5 erros na prancha que impedem você de ter resultado, veja
Pare de perder tempo: identifique as falhas de postura que sobrecarregam sua coluna e aprenda a técnica correta para trincar o abdômen de verdade
A prancha abdominal é, sem dúvida, um dos exercícios mais democráticos e eficientes do mundo fitness.
Ela não exige equipamentos, pode ser feita em qualquer lugar e trabalha não apenas o abdômen, mas todo o core, estabilizando a coluna e melhorando a postura.
No entanto, o que parece simples esconde armadilhas perigosas: se você não estiver sentindo o músculo "queimar" ou se sentir dores nas costas, algo está errado.
Por isso, listamos os deslizes mais comuns que estão sabotando o seu treino e impedindo você de conquistar aquele abdômen definido e funcional.

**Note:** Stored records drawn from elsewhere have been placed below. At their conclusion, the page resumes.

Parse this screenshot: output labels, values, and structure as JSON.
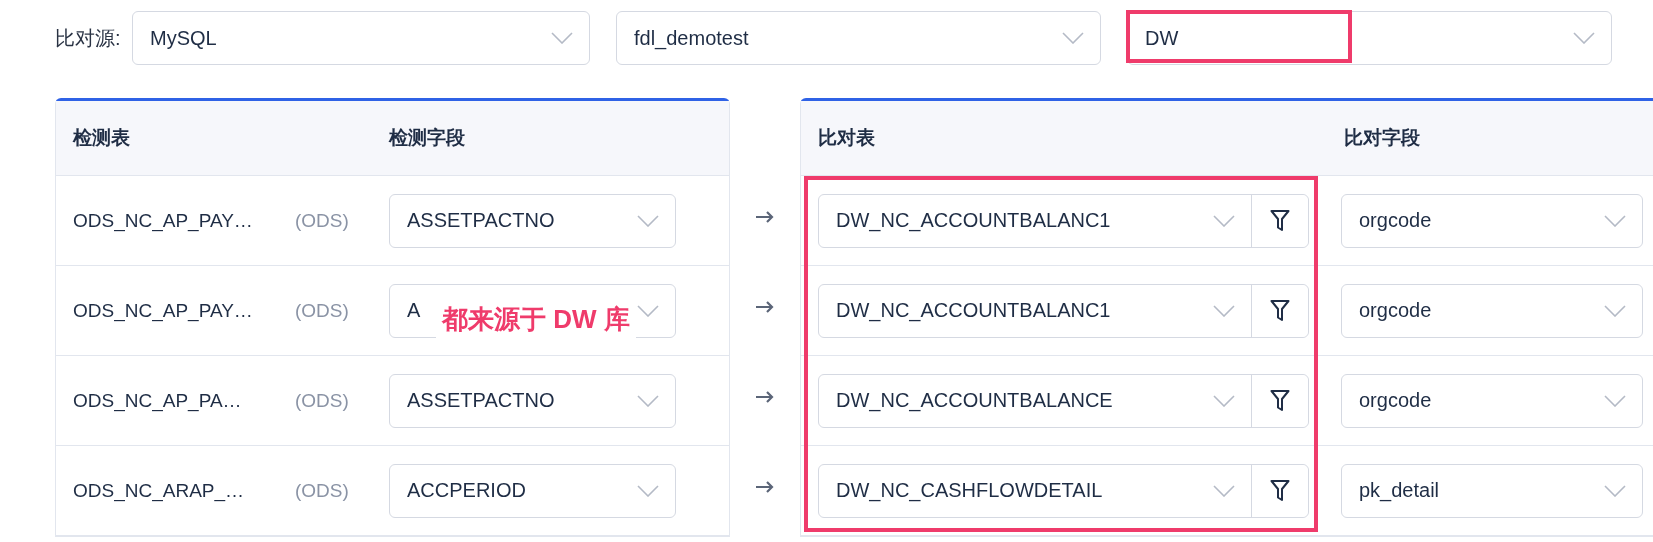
{
  "source": {
    "label": "比对源:",
    "selects": [
      {
        "value": "MySQL",
        "highlighted": false
      },
      {
        "value": "fdl_demotest",
        "highlighted": false
      },
      {
        "value": "DW",
        "highlighted": true
      }
    ]
  },
  "check_table": {
    "columns": [
      "检测表",
      "检测字段"
    ]
  },
  "compare_table": {
    "columns": [
      "比对表",
      "比对字段"
    ],
    "highlighted": true
  },
  "rows": [
    {
      "check_table": "ODS_NC_AP_PAY…",
      "schema": "(ODS)",
      "check_field": "ASSETPACTNO",
      "compare_table": "DW_NC_ACCOUNTBALANC1",
      "compare_field": "orgcode"
    },
    {
      "check_table": "ODS_NC_AP_PAY…",
      "schema": "(ODS)",
      "check_field": "A",
      "annotation": "都来源于 DW 库",
      "compare_table": "DW_NC_ACCOUNTBALANC1",
      "compare_field": "orgcode"
    },
    {
      "check_table": "ODS_NC_AP_PA…",
      "schema": "(ODS)",
      "check_field": "ASSETPACTNO",
      "compare_table": "DW_NC_ACCOUNTBALANCE",
      "compare_field": "orgcode"
    },
    {
      "check_table": "ODS_NC_ARAP_…",
      "schema": "(ODS)",
      "check_field": "ACCPERIOD",
      "compare_table": "DW_NC_CASHFLOWDETAIL",
      "compare_field": "pk_detail"
    }
  ]
}
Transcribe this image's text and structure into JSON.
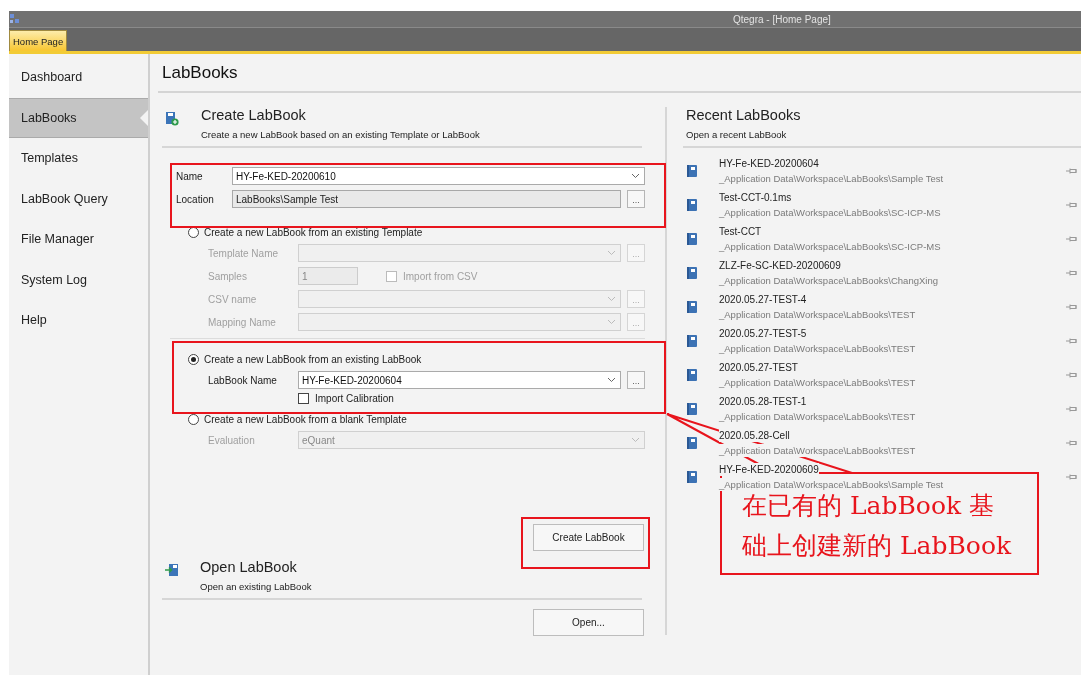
{
  "window": {
    "title": "Qtegra - [Home Page]"
  },
  "doc_tabs": [
    {
      "label": "Home Page",
      "selected": true
    }
  ],
  "sidebar": {
    "items": [
      {
        "label": "Dashboard",
        "selected": false
      },
      {
        "label": "LabBooks",
        "selected": true
      },
      {
        "label": "Templates",
        "selected": false
      },
      {
        "label": "LabBook Query",
        "selected": false
      },
      {
        "label": "File Manager",
        "selected": false
      },
      {
        "label": "System Log",
        "selected": false
      },
      {
        "label": "Help",
        "selected": false
      }
    ]
  },
  "page_title": "LabBooks",
  "create": {
    "title": "Create LabBook",
    "subtitle": "Create a new LabBook based on an existing Template or LabBook",
    "fields": [
      {
        "kind": "combo",
        "label": "Name",
        "value": "HY-Fe-KED-20200610"
      },
      {
        "kind": "readonly",
        "label": "Location",
        "value": "LabBooks\\Sample Test",
        "browse": "..."
      }
    ],
    "options": [
      {
        "label": "Create a new LabBook from an existing Template",
        "selected": false,
        "fields": [
          {
            "kind": "combo",
            "label": "Template Name",
            "browse": "..."
          },
          {
            "kind": "text",
            "label": "Samples",
            "value": "1",
            "checkbox": {
              "label": "Import from CSV",
              "checked": false
            }
          },
          {
            "kind": "combo",
            "label": "CSV name",
            "browse": "..."
          },
          {
            "kind": "combo",
            "label": "Mapping Name",
            "browse": "..."
          }
        ]
      },
      {
        "label": "Create a new LabBook from an existing LabBook",
        "selected": true,
        "fields": [
          {
            "kind": "combo",
            "label": "LabBook Name",
            "value": "HY-Fe-KED-20200604",
            "browse": "..."
          },
          {
            "kind": "checkbox",
            "label": "Import Calibration",
            "checked": false
          }
        ]
      },
      {
        "label": "Create a new LabBook from a blank Template",
        "selected": false,
        "fields": [
          {
            "kind": "combo",
            "label": "Evaluation",
            "value": "eQuant"
          }
        ]
      }
    ],
    "button": "Create LabBook"
  },
  "open": {
    "title": "Open LabBook",
    "subtitle": "Open an existing LabBook",
    "button": "Open..."
  },
  "recent": {
    "title": "Recent LabBooks",
    "subtitle": "Open a recent LabBook",
    "items": [
      {
        "name": "HY-Fe-KED-20200604",
        "path": "_Application Data\\Workspace\\LabBooks\\Sample Test"
      },
      {
        "name": "Test-CCT-0.1ms",
        "path": "_Application Data\\Workspace\\LabBooks\\SC-ICP-MS"
      },
      {
        "name": "Test-CCT",
        "path": "_Application Data\\Workspace\\LabBooks\\SC-ICP-MS"
      },
      {
        "name": "ZLZ-Fe-SC-KED-20200609",
        "path": "_Application Data\\Workspace\\LabBooks\\ChangXing"
      },
      {
        "name": "2020.05.27-TEST-4",
        "path": "_Application Data\\Workspace\\LabBooks\\TEST"
      },
      {
        "name": "2020.05.27-TEST-5",
        "path": "_Application Data\\Workspace\\LabBooks\\TEST"
      },
      {
        "name": "2020.05.27-TEST",
        "path": "_Application Data\\Workspace\\LabBooks\\TEST"
      },
      {
        "name": "2020.05.28-TEST-1",
        "path": "_Application Data\\Workspace\\LabBooks\\TEST"
      },
      {
        "name": "2020.05.28-Cell",
        "path": "_Application Data\\Workspace\\LabBooks\\TEST"
      },
      {
        "name": "HY-Fe-KED-20200609",
        "path": "_Application Data\\Workspace\\LabBooks\\Sample Test"
      }
    ]
  },
  "annotation": {
    "text": "在已有的 LabBook 基础上创建新的 LabBook"
  }
}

Confira e corrija hoje mesmo!
1. Deixar o quadril "selar" (cair em direção ao chão)
Este é o erro número um e o mais prejudicial para a saúde da sua coluna. Quando o cansaço bate, a tendência é relaxar a musculatura abdominal e deixar o quadril cair.
Isso sobrecarrega as vértebras lombares, causando dor e transferindo o esforço do abdômen para as articulações.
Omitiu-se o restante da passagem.